Nearly three years after it took effect, a judge has blocked an Alabama law that put girls seeking abortion through a trial-like process in which they were defendants and their fetuses were represented by lawyers.
In 2014, a law passed in Alabama giving pregnant minors the option to obtain permission from the court if they were unwilling or unable to get parental consent for an abortion. The process, known as a judicial bypass, is intended to give minors an opportunity to obtain an abortion in states that would otherwise require parental consent. Instead, the 2014 law severely restricted these minor’s opportunities by requiring them to be put through a process similar to cross examination.

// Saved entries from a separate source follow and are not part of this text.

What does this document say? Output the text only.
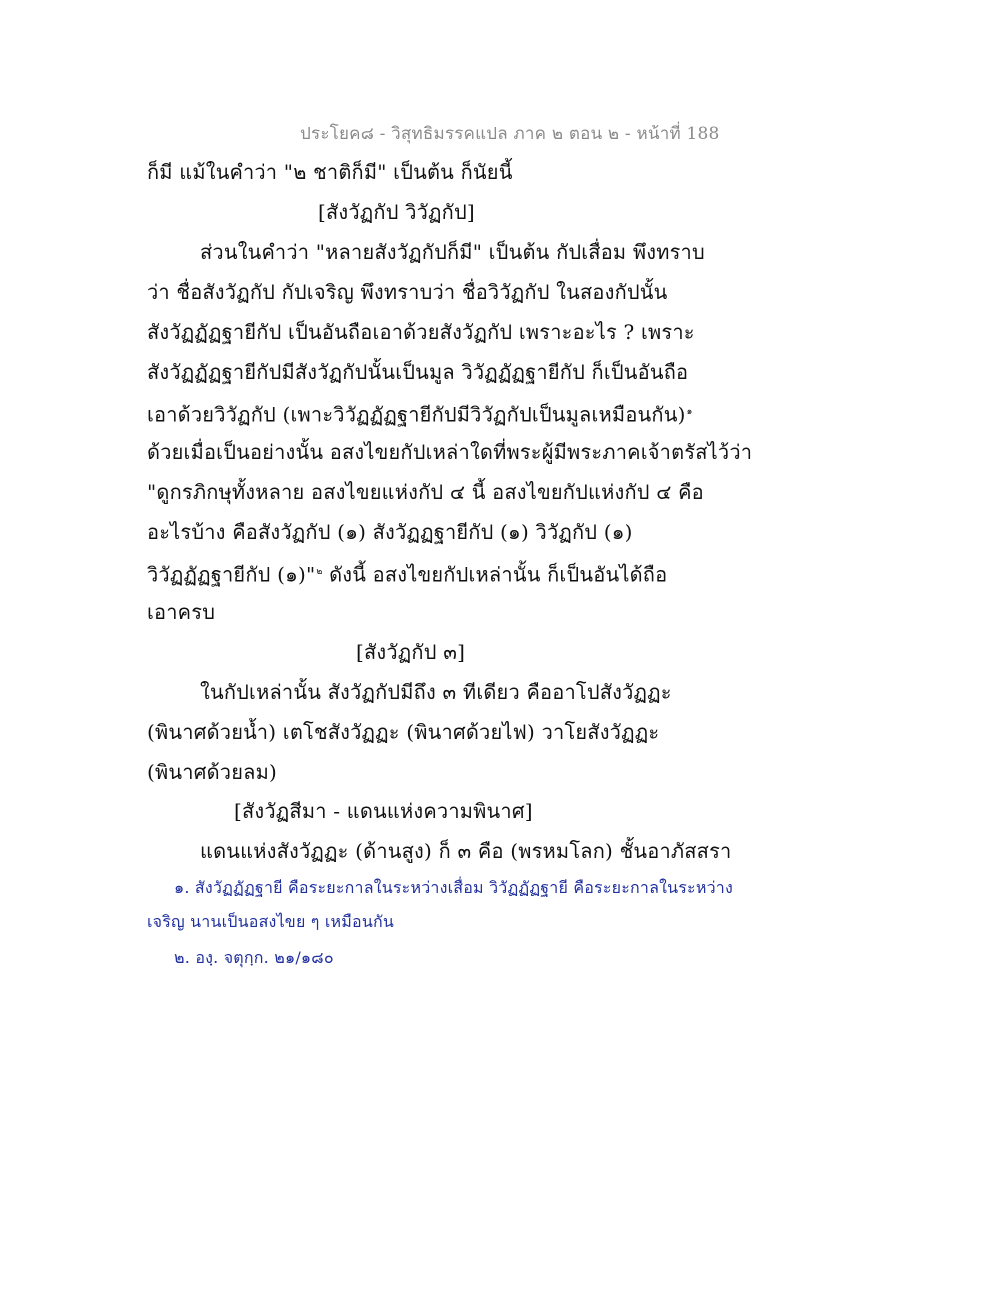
ประโยค๘ - วิสุทธิมรรคแปล ภาค ๒ ตอน ๒ - หน้าที่ 188
ก็มี แม้ในคำว่า "๒ ชาติก็มี" เป็นต้น ก็นัยนี้
[สังวัฏกัป วิวัฏกัป]
ส่วนในคำว่า "หลายสังวัฏกัปก็มี" เป็นต้น กัปเสื่อม พึงทราบ
ว่า ชื่อสังวัฏกัป กัปเจริญ พึงทราบว่า ชื่อวิวัฏกัป ในสองกัปนั้น
สังวัฏฏัฏฐายีกัป เป็นอันถือเอาด้วยสังวัฏกัป เพราะอะไร ? เพราะ
สังวัฏฏัฏฐายีกัปมีสังวัฏกัปนั้นเป็นมูล วิวัฏฏัฏฐายีกัป ก็เป็นอันถือ
เอาด้วยวิวัฏกัป (เพาะวิวัฏฏัฏฐายีกัปมีวิวัฏกัปเป็นมูลเหมือนกัน)$^๑$
ด้วยเมื่อเป็นอย่างนั้น อสงไขยกัปเหล่าใดที่พระผู้มีพระภาคเจ้าตรัสไว้ว่า
"ดูกรภิกษุทั้งหลาย อสงไขยแห่งกัป ๔ นี้ อสงไขยกัปแห่งกัป ๔ คือ
อะไรบ้าง คือสังวัฏกัป (๑) สังวัฏฏฐายีกัป (๑) วิวัฏกัป (๑)
วิวัฏฏัฏฐายีกัป (๑)"$^๒$ ดังนี้ อสงไขยกัปเหล่านั้น ก็เป็นอันได้ถือ
เอาครบ
[สังวัฏกัป ๓]
ในกัปเหล่านั้น สังวัฏกัปมีถึง ๓ ทีเดียว คืออาโปสังวัฏฏะ
(พินาศด้วยน้ำ) เตโชสังวัฏฏะ (พินาศด้วยไฟ) วาโยสังวัฏฏะ
(พินาศด้วยลม)
[สังวัฏสีมา - แดนแห่งความพินาศ]
แดนแห่งสังวัฏฏะ (ด้านสูง) ก็ ๓ คือ (พรหมโลก) ชั้นอาภัสสรา
๑. สังวัฏฏัฏฐายี คือระยะกาลในระหว่างเสื่อม วิวัฏฏัฏฐายี คือระยะกาลในระหว่าง
เจริญ นานเป็นอสงไขย ๆ เหมือนกัน
๒. องฺ. จตุกฺก. ๒๑/๑๘๐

Judges were given the power to appoint lawyers to represent fetuses. Teens seeking abortions were put through state-sanctioned questioning to deem whether or not she was mature enough to make decision to end her pregnancy. And although the process was supposed to be confidential, the law allowed district attorneys representing fetuses to call on witnesses to help determine the maturity level of the minor on trial—including teachers, boyfriends, neighbors and even the girl’s parents.
The rulings often ran over a period of weeks, due to attempts by judges to delay the abortion process—meaning that often, even if a minor was granted a bypass, it would come too late for her to actually obtain an abortion.
The ACLU of Alabama immediately called the legislation unconstitutional. Representing the Alabama abortion clinic Reproductive Health Services, the organization filed a complaint alongside a motion for preliminary injunction to bar the law from imposing on the constitutional right to privacy of a minor, arguing that “bringing third parties into the bypass hearings necessarily defeats the minor’s confidentiality.”
The law leaves girls fighting for their autonomy—and puts their health and their futures at risk. One 12-year old girl subject to the trial-like proceeding under the law was 13 weeks pregnant when she first appeared in court. She has been raped by an adult relative. A district attorney appealed the judge’s decision allowing her to receive an abortion, delaying the process even further.
“This decision will prevent the recurrence of another situation like this,” ACLU of Alabama Executive Director Randall Marshall said about the victory, “where a person’s health was put at risk because of an outside party’s appeal. We are glad to see the court uphold the constitutional right for individuals to make their own healthcare choices in privacy and dignity.”
Parental involvement in a minor’s decision about abortion is required by 37 states across the country, many of which offer the option of a judicial bypass if the parents are unwilling or unable to be involved. Alabama, however, was the only one giving courts the power to appoint a lawyer for a fetus.